Insomma, non hai retto?
«No, non è esattamente questo. Cominciavo ad accusare problemi respiratori, sintomi di gastrite,  anche per via di un’alimentazione scorretta condizionata dai turni di lavoro. E poi c’è stato un grave infortunio di un mio carissimo amico che ha perso alcune dita del piede. Di fronte a tutto questo ho concluso che la sicurezza di uno stipendio fisso, motivazione-cardine della mia scelta di entrare all’ILVA, non avrebbe affatto reso sicura la mia vita. Ascoltavo i colleghi anziani  che  come un mantra ripetevano quotidianamente “quann’è che me ne agghia sce’ da qua”, invocando la pensione quasi fosse un’apparizione miracolosa. E poi mi è capitato di sapere che molti di loro, insieme alla pensione si erano ritrovate le metastasi tumorali ai polmoni».

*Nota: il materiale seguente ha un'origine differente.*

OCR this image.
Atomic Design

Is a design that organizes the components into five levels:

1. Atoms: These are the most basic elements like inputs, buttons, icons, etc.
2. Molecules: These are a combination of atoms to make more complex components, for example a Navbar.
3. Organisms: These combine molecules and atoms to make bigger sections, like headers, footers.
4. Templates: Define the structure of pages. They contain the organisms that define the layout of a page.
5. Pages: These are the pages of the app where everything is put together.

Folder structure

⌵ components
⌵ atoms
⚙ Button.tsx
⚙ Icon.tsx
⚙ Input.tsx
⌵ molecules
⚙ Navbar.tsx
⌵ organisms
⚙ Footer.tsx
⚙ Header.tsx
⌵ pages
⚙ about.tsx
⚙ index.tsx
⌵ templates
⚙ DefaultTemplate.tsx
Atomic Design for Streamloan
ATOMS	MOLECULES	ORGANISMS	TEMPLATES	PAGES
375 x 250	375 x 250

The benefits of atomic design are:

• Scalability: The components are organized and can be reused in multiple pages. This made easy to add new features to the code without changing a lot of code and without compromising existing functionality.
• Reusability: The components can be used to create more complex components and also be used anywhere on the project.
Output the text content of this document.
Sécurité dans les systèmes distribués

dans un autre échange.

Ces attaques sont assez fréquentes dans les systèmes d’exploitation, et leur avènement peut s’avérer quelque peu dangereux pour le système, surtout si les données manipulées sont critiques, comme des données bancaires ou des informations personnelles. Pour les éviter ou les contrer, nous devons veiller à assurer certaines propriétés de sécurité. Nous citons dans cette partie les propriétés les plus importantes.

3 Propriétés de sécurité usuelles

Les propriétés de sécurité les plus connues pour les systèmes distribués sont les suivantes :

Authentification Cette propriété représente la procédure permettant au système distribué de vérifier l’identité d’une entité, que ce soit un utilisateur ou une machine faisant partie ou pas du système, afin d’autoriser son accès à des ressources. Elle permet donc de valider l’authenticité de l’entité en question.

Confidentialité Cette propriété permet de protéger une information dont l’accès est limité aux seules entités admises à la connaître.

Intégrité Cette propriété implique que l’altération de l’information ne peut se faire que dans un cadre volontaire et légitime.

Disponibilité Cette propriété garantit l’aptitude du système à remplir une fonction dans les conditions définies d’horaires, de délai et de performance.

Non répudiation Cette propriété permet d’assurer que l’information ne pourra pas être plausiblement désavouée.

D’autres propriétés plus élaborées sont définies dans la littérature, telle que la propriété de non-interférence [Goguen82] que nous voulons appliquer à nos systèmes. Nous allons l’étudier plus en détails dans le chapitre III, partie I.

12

E così ti sei licenziato. Sei stato coraggioso.
«Sapevo di avere un’alternativa. In precedenza avevo già fatto esperienza nel settore della ristorazione, che richiede maggior impegno e non ammette tempi morti. Ma è un settore che mi piace, che mi offre la possibilità di osservare la gente…».
E di sorridere…
«Non sempre, sa? La gente è nervosa, poco incline al dialogo, alla relazione. E’ sempre sul piede di guerra. Vorrei andar via. Ho viaggiato tantissimo, soprattutto in Europa. Qui siamo indietro persino rispetto ai paesi dell’Est, verso i quali nutriamo pregiudizi infondati, frutto d’ignoranza. E’ un paese vecchio, e non parlo solo di Martina Franca, ma dell’Italia».
Insomma, sei pessimista.
«Realista direi. Quella dell’Ilva è una questione tremenda, difficilissima da risolvere. Personalmente non credo che i danni ambientali e quelli alla salute possano essere risolti. E, d’altra parte, è impensabile che i tanti giovani che ancora lavorano nello stabilimento si licenzino. Senza un’alternativa concreta di impiego si resta lì, con tutti i rischi che ciò comporta».
Giancarlo ora è sposato e ha una bimba di sette mesi. E’ per lei che ancora riesce a sognare, a immaginare un futuro altrove: nel Kazakistan. Perché no? Forse lì i suoi teneri sorrisi avrebbero un senso diverso.